Setelah 2 abad terus bertahan, jeans sudah benar-benar naik kelas dari pakaian pekerja kasar di Amerika kini menjadi pakaian paling fashionable dan wearable yang pernah ada."
"Ambil darimana penjelasan sepanjang itu?"
"Ehehehe aku kutip dari sini !"
"Yeee! Lalu kenapa?"
"Buat aku kita ini ibarat denim."
"Kenapa?"

"Dari luar terlihat biasa, namun nyatanya kita harus tegar." 
"Kamu sedang memberikan aku kuliah?"
"Bukan. Aku serius."
"Lalu?"
"Sejarahnya panjang, namun akan tetap abadi."
"Aku gak perduli."
"Dan hubungan kita ibarat dry denim."
"Itu apalagi coba?"
"Dry Denim atau Raw Denim adalah jeans terbaik yang terbentuk secara alami karena dipengaruhi aktivitas pemakainya. Semua arbarsion, creases, marks, fading dan whisker, makin sering dan lama dipakai makin terlihat."
"Itu jeans yang jarang dicuci itu kan? Jadi maksudmu hubungan kita gak butuh instropeksi gitu?"

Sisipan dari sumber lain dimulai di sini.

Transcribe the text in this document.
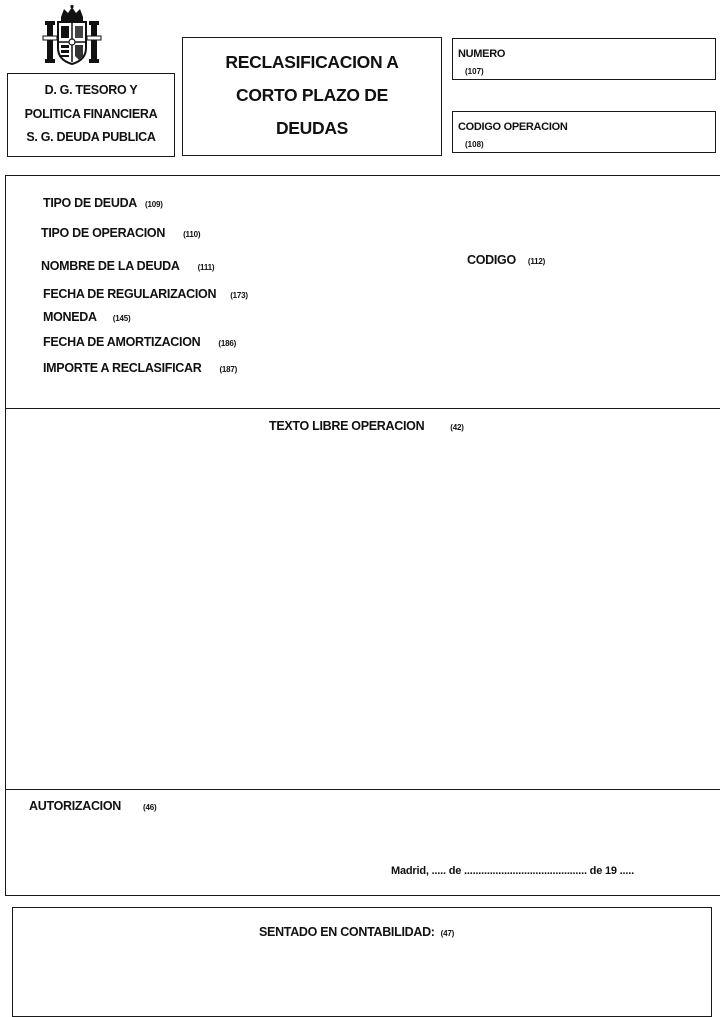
D. G. TESORO Y
POLITICA FINANCIERA
S. G. DEUDA PUBLICA
RECLASIFICACION A
CORTO PLAZO DE
DEUDAS
NUMERO
(107)
CODIGO OPERACION
(108)
TIPO DE DEUDA (109)
TIPO DE OPERACION (110)
NOMBRE DE LA DEUDA (111)
FECHA DE REGULARIZACION (173)
MONEDA (145)
FECHA DE AMORTIZACION (186)
IMPORTE A RECLASIFICAR (187)
CODIGO (112)
TEXTO LIBRE OPERACION	(42)
AUTORIZACION	(46)
Madrid, ..... de ........................................... de 19 .....
SENTADO EN CONTABILIDAD: (47)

"Salah! Justru semakin terlihat guratan-guratan sejarahnya, makin menambah kecintaan si pemakai pada kepunyaannya itu."
"Luka, duka dan suka semakin menjadi hiasan dalam hubungan, maksudmu?"
"Nah!"
"Seni buatku adalah seni untuk menjaga dan melindunginya. Aku tak suka jika denimku rusak."
"Seni buatku adalah bukan tentang harga dan pemakaiannya. Tapi corak yang timbul pada denim itu semacam prestasi."
"Relevansinya?"
"Kita punya pandangan yang berbeda terhadap banyak hal. Mulai dari denim, sampai hubungan ini. Tapi setidaknya kita punya 1 kesamaan yang sama yang menguatkan kita."
"Apa?"
"Filosofi denim mengajarkan kita banyak hal. Aku rebel dan bangga akan itu, kamu perfeksionis dan sangat menjunjung tinggi hal tersebut. Tapi ibarat puzzle, justru karena kita berbeda ini kita bisa menyatu."
"Lalu?"
"Aku ingin hubungan kita abadi seperti denim. Adinda Mercy Lovinka, maukah kamu tetap menjaga hubungan kita meski sudah banyak guratan persoalan yang menghiasinya?"
"Angelo Wicaksana, aku bahkan akan mendoakanmu. From Lee Cooper to Mini Cooper. Amen."
"Ahahaha biar bisa bikin bangga mami-papimu terus dapet restu gitu maksudnya?"
"Ibarat sejarah, jaman dulu orang pakai jeans bisa sampai 15-20 tahun gak dicuci. Lalu dengan bangganya bilang : 'It's my jeans!' Nah, sekarang giliranku untuk teriak ke dunia! It's my boyfriend. It's my lovelife. It's my choice!' 
"It's my unpredictable ending. We learn from denim. We would be stronger than it. Yes, we will!
"Tunggu dulu! Hubungannya sama blog yang tadi kamu sebut itu apa?"
"Aaaah... oo.. itu. Hmmm."
"Kamu curhat di blog ya? Hayo ngaku?"
Angelo hanya meringis.
"Kamu gak akan mati sekarang kan?", tetiba mimik Dinda mendadak serius.
"Kok gitu?", kaget Angelo.
"Karena aku belum mampir ke blogmu!"
"Jadi kamu ingin aku mati setelahnya, gitu?"
"Asal kita berdua, ya aku rela."
"Dih! Gombal! Gak banget!"
"Ahahahaha! Tapi sayang aku banget-banget kan kamunya?"
Seketika Angelo terbahak-bahak menanggapi perempuan yang telah memadu kasih dengannya selama 2 tahun, 3 bulan itu.